Tengo entendido que el hallazgo informado por el equipo de seguridad es válido. Veamos el escenario que probablemente informaron, ya que yo también lo he visto en las evaluaciones de aplicaciones manuales.
Escenario 1:
Tomemos, por ejemplo, la página de inicio de sesión de una aplicación o, mejor aún, un formulario de solicitud de tarjeta de crédito. Después de completar todos los campos del formulario y hacer clic en el botón 'Enviar', el cliente envía los datos confidenciales en una solicitud POST al servidor. Si la respuesta del servidor es "200 OK", el navegador mantendrá los datos POST en la memoria del navegador, lo que permitirá ataques de repetición. Como se indicó en una respuesta anterior, uno podría presionar el botón "atrás", luego "Reenviar" y luego "Actualizar" en el que el navegador reenviará los datos confidenciales de la POST nuevamente. A menudo recibirá un mensaje emergente de su navegador que le informará que está a punto de reenviar los datos enviados previamente.
Escenario 2:
Los mismos datos se envían a través de una solicitud POST al servidor. Esta vez, el servidor responde con un código de estado de 300, probablemente un redireccionamiento 302 que envía al cliente a la página siguiente. Sin embargo, el navegador del cliente que recibió una respuesta de tipo 300 NO mantiene ni almacena en caché los datos de POST en la memoria del navegador. NO SE PUEDE repetir el experimento de retroceder, adelantar, actualizar y esperar ver los datos de POST publicados anteriormente. Todo esto depende de la respuesta del servidor.
Puede probarlo usted mismo si tiene acceso a un proxy local como Burp.
Configure el navegador para que apunte a su proxy. Accede a la página web vulnerable.

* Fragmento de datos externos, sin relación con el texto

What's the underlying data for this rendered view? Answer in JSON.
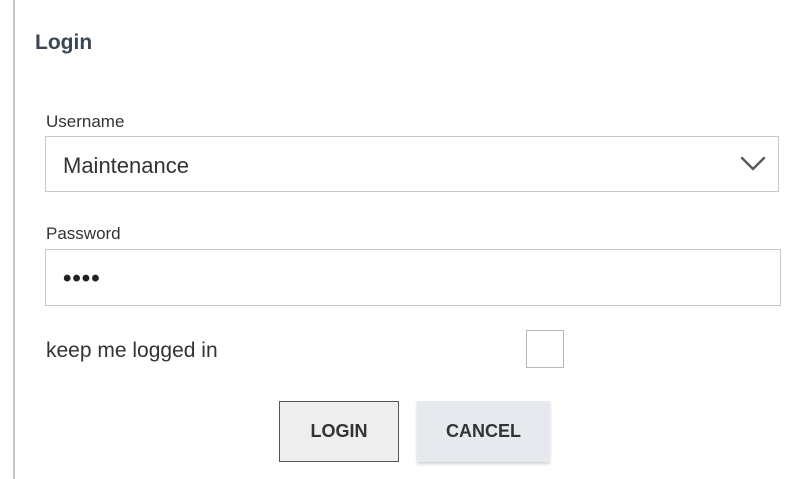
{
  "dialog": {
    "title": "Login"
  },
  "username": {
    "label": "Username",
    "value": "Maintenance",
    "icon": "chevron-down-icon"
  },
  "password": {
    "label": "Password",
    "value": "••••"
  },
  "keep_logged_in": {
    "label": "keep me logged in",
    "checked": false
  },
  "buttons": {
    "login_label": "LOGIN",
    "cancel_label": "CANCEL"
  },
  "colors": {
    "title": "#3a4654",
    "field_border": "#c4c8cc",
    "login_border": "#4f5760",
    "cancel_bg": "#e6e9ed"
  }
}
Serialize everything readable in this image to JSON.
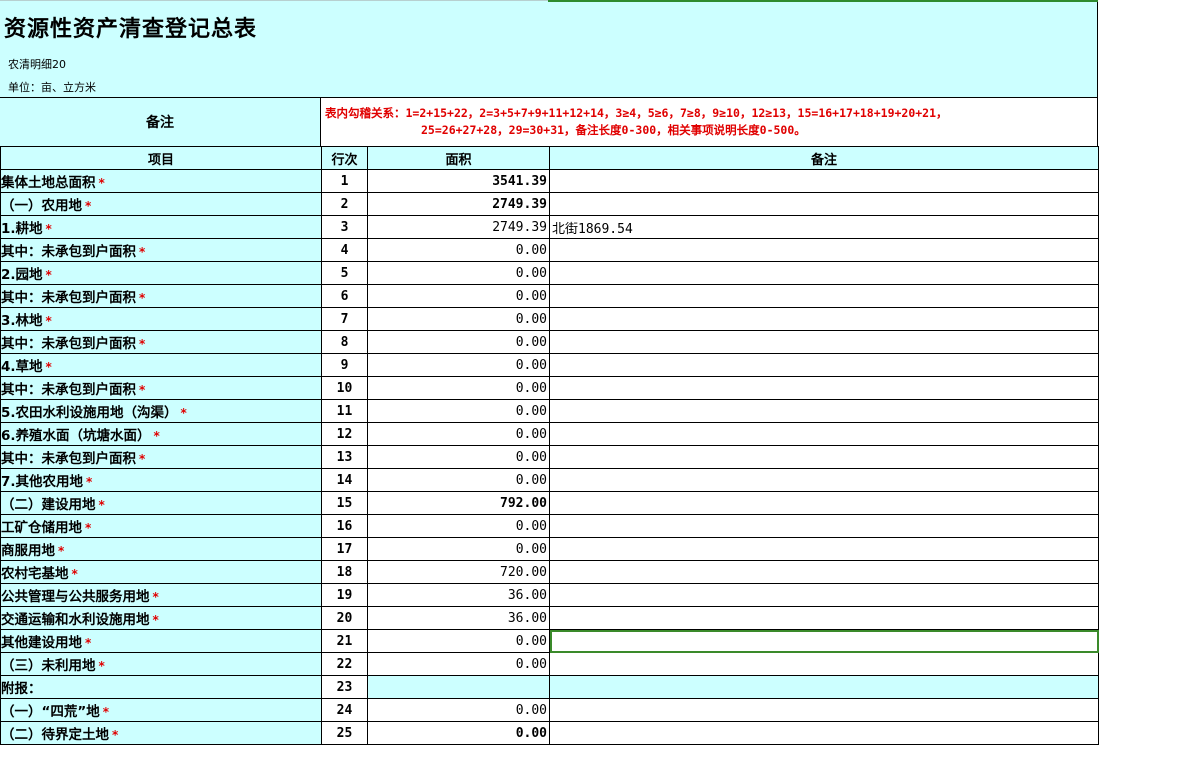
{
  "header": {
    "title": "资源性资产清查登记总表",
    "subtitle": "农清明细20",
    "unit": "单位：亩、立方米"
  },
  "note_row": {
    "label": "备注",
    "rule_line1": "表内勾稽关系：1=2+15+22，2=3+5+7+9+11+12+14，3≥4，5≥6，7≥8，9≥10，12≥13，15=16+17+18+19+20+21，",
    "rule_line2": "25=26+27+28，29=30+31，备注长度0-300，相关事项说明长度0-500。"
  },
  "columns": {
    "item": "项目",
    "line_no": "行次",
    "area": "面积",
    "note": "备注"
  },
  "required_mark": "*",
  "rows": [
    {
      "label": "集体土地总面积",
      "no": "1",
      "area": "3541.39",
      "note": ""
    },
    {
      "label": "（一）农用地",
      "no": "2",
      "area": "2749.39",
      "note": ""
    },
    {
      "label": "1.耕地",
      "no": "3",
      "area": "2749.39",
      "note": "北街1869.54"
    },
    {
      "label": "其中：未承包到户面积",
      "no": "4",
      "area": "0.00",
      "note": ""
    },
    {
      "label": "2.园地",
      "no": "5",
      "area": "0.00",
      "note": ""
    },
    {
      "label": "其中：未承包到户面积",
      "no": "6",
      "area": "0.00",
      "note": ""
    },
    {
      "label": "3.林地",
      "no": "7",
      "area": "0.00",
      "note": ""
    },
    {
      "label": "其中：未承包到户面积",
      "no": "8",
      "area": "0.00",
      "note": ""
    },
    {
      "label": "4.草地",
      "no": "9",
      "area": "0.00",
      "note": ""
    },
    {
      "label": "其中：未承包到户面积",
      "no": "10",
      "area": "0.00",
      "note": ""
    },
    {
      "label": "5.农田水利设施用地（沟渠）",
      "no": "11",
      "area": "0.00",
      "note": ""
    },
    {
      "label": "6.养殖水面（坑塘水面）",
      "no": "12",
      "area": "0.00",
      "note": ""
    },
    {
      "label": "其中：未承包到户面积",
      "no": "13",
      "area": "0.00",
      "note": ""
    },
    {
      "label": "7.其他农用地",
      "no": "14",
      "area": "0.00",
      "note": ""
    },
    {
      "label": "（二）建设用地",
      "no": "15",
      "area": "792.00",
      "note": ""
    },
    {
      "label": "工矿仓储用地",
      "no": "16",
      "area": "0.00",
      "note": ""
    },
    {
      "label": "商服用地",
      "no": "17",
      "area": "0.00",
      "note": ""
    },
    {
      "label": "农村宅基地",
      "no": "18",
      "area": "720.00",
      "note": ""
    },
    {
      "label": "公共管理与公共服务用地",
      "no": "19",
      "area": "36.00",
      "note": ""
    },
    {
      "label": "交通运输和水利设施用地",
      "no": "20",
      "area": "36.00",
      "note": ""
    },
    {
      "label": "其他建设用地",
      "no": "21",
      "area": "0.00",
      "note": ""
    },
    {
      "label": "（三）未利用地",
      "no": "22",
      "area": "0.00",
      "note": ""
    },
    {
      "label": "附报：",
      "no": "23",
      "area": "",
      "note": ""
    },
    {
      "label": "（一）“四荒”地",
      "no": "24",
      "area": "0.00",
      "note": ""
    },
    {
      "label": "（二）待界定土地",
      "no": "25",
      "area": "0.00",
      "note": ""
    }
  ]
}
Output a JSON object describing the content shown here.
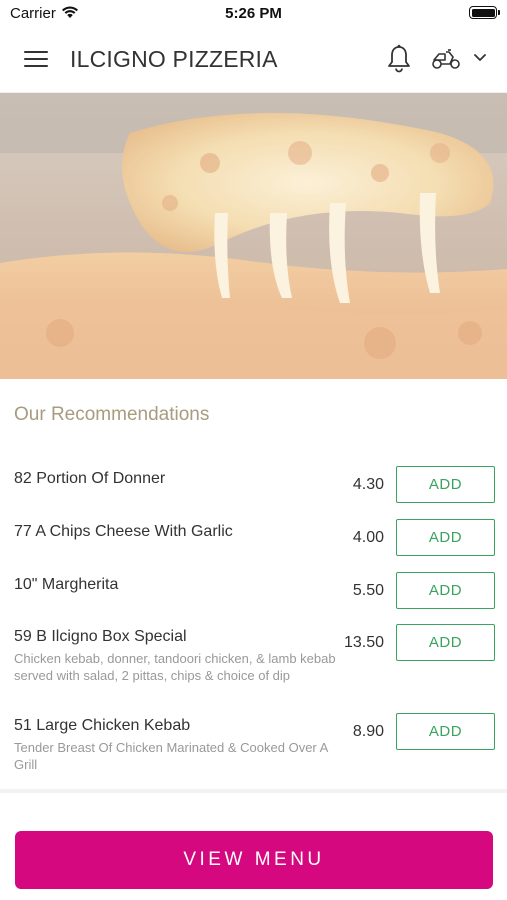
{
  "status_bar": {
    "carrier": "Carrier",
    "time": "5:26 PM"
  },
  "header": {
    "title": "ILCIGNO PIZZERIA"
  },
  "section": {
    "title": "Our Recommendations"
  },
  "recommendations": [
    {
      "name": "82 Portion Of Donner",
      "description": "",
      "price": "4.30",
      "button": "ADD"
    },
    {
      "name": "77 A Chips Cheese With Garlic",
      "description": "",
      "price": "4.00",
      "button": "ADD"
    },
    {
      "name": "10\" Margherita",
      "description": "",
      "price": "5.50",
      "button": "ADD"
    },
    {
      "name": "59 B Ilcigno Box Special",
      "description": "Chicken kebab, donner, tandoori chicken, & lamb kebab served with salad, 2 pittas, chips & choice of dip",
      "price": "13.50",
      "button": "ADD"
    },
    {
      "name": "51 Large Chicken Kebab",
      "description": "Tender Breast Of Chicken Marinated & Cooked Over A Grill",
      "price": "8.90",
      "button": "ADD"
    }
  ],
  "footer": {
    "view_menu": "VIEW MENU"
  },
  "colors": {
    "accent": "#d6087f",
    "add_green": "#3aa35f",
    "section_title": "#a99b7f"
  },
  "icons": [
    "hamburger-menu-icon",
    "bell-icon",
    "scooter-icon",
    "chevron-down-icon",
    "wifi-icon",
    "battery-icon"
  ]
}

Rellene los campos, haga clic en enviar y observe la solicitud que se envió en su herramienta de proxy. Debería ver los diversos campos de formulario que contienen datos confidenciales en la sección de datos de la solicitud POST. Suponiendo que la respuesta del servidor fue un '200 OK', pase al siguiente paso. En el navegador, presione el botón Atrás, luego avance y luego actualice. Debería recibir el mensaje emergente de su navegador para avisarle que está a punto de reenviar los datos enviados previamente. Pulsa OK. Ahora mira esa última solicitud en tu herramienta proxy. Se reenviará la solicitud POST y los mismos datos confidenciales anteriores. AHORA, intente este mismo experimento en un sitio web que devuelve 302 redireccionamientos a datos de POST. NO podrá hacer que el navegador reproduzca los datos publicados.
Entonces, ¿cuál es el riesgo o la amenaza que puede plantear? En primer lugar están los ataques de repetición.
Su mayor preocupación debe ser el malware. Tu segundo vector de amenaza más grande sería un dispositivo compartido. La preocupación es que el malware o una persona con acceso al dispositivo podrían "reproducir" la solicitud y luego ver los datos confidenciales que se enviaron en la solicitud POST. El malware solo leerá los datos directamente de la memoria del navegador. Una persona tendría que usar una herramienta para ver la solicitud POST nuevamente.
*** Algunas advertencias:
* El uso de Autocompletar = desactivado solo evita que los datos se almacenen en contenedores de almacenamiento de campos de formulario. Es independiente y no tiene relación con este tema. Sin embargo, sugeriría que se asegure de que cualquier campo de formulario que acepte información confidencial debe tener autocompletado configurado en "desactivado". El malware con frecuencia busca y lee datos de campos de formularios guardados, ya que generalmente contiene información jugosa.
** El uso de encabezados de control de caché tampoco tiene relación con este problema, ya que es para las páginas que se almacenan en caché en el disco (directorios temporales de Internet). Una vez más, debe utilizar las directivas de control de caché y evitar que los datos confidenciales se almacenen en texto sin cifrar en su sistema.
La respuesta
*** '200 OK' en los datos POST 'en una solicitud json no es un problema. Es casi el único escenario en el que puedo pensar que no se puede realizar el ataque de repetición cuando el servidor responde con un '200 OK'.
Espero que esto ayude. Estoy seguro de que no está listado como una vulnerabilidad de alta calificación debido a las limitaciones del vector de ataque. ¡Es solo 1 de innumerables capas en la cebolla de seguridad!